The high pressure in some gas wells, such as those in the Xushen gas field in Daqing, China, makes them susceptible to freezing and hydrate blockages. Downhole throttling technology is widely used to reduce costs during well construction, however, due to the limitations of temperature, pressure and depth structure, this technology is sometime applied independently in some gas wells in which freezing and blockages are a frequent problem that can seriously affect production capacity. Moreover, artificial alcohol injection of 'passive plugging' to prevent hydrate formation not only consumes significant amounts of methanol but its efficiency is also dependent on factors such as weather, personnel and equipment, so it is not a continuous solution. In order to solve the above problems, the mechanism of hydrate formation was analyzed in this study, from which a combined mechanical and chemical hydrate control process was developed. OLGA software was used to design the process parameters of the novel mechanical and chemical inhibition technology for hydrate prevention and control, and also to simulate and analyze the wellhead temperature, pressure and hydrate generation once the process was implemented. Based on the results of the parameters calculation, the downhole throttle and hydrate inhibitor automatic filling device are used to realize the functions of downhole throttle depressurization and hydrate inhibitor continuous filling, reduce the wellhead pressure and hydrate generation temperature, and ensure the continuous production of gas well. This novel combination process was subsequently tested in three wells in the Daqing gas oilfield.
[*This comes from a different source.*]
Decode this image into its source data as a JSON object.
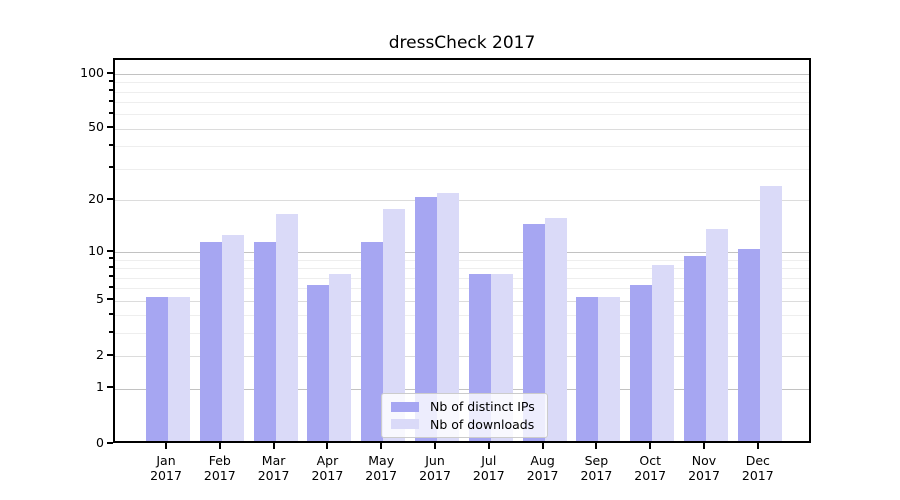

Measurements showed that the average daily gas increase from a single well was 0.5×104m3, methanol consumption was reduced from the original maximum daily amount of 1750 kg to just 60 kg, the manual maintenance workload was reduced by 80%, and the rate of the well openings was increased from 45% to 100%. These results proved that this technology is feasible and efficient for applications in gas wells with high downhole pressure and low wellhead temperature, and, thus, provides important technical support for the prevention of gas hydrate and improvement of gas well production.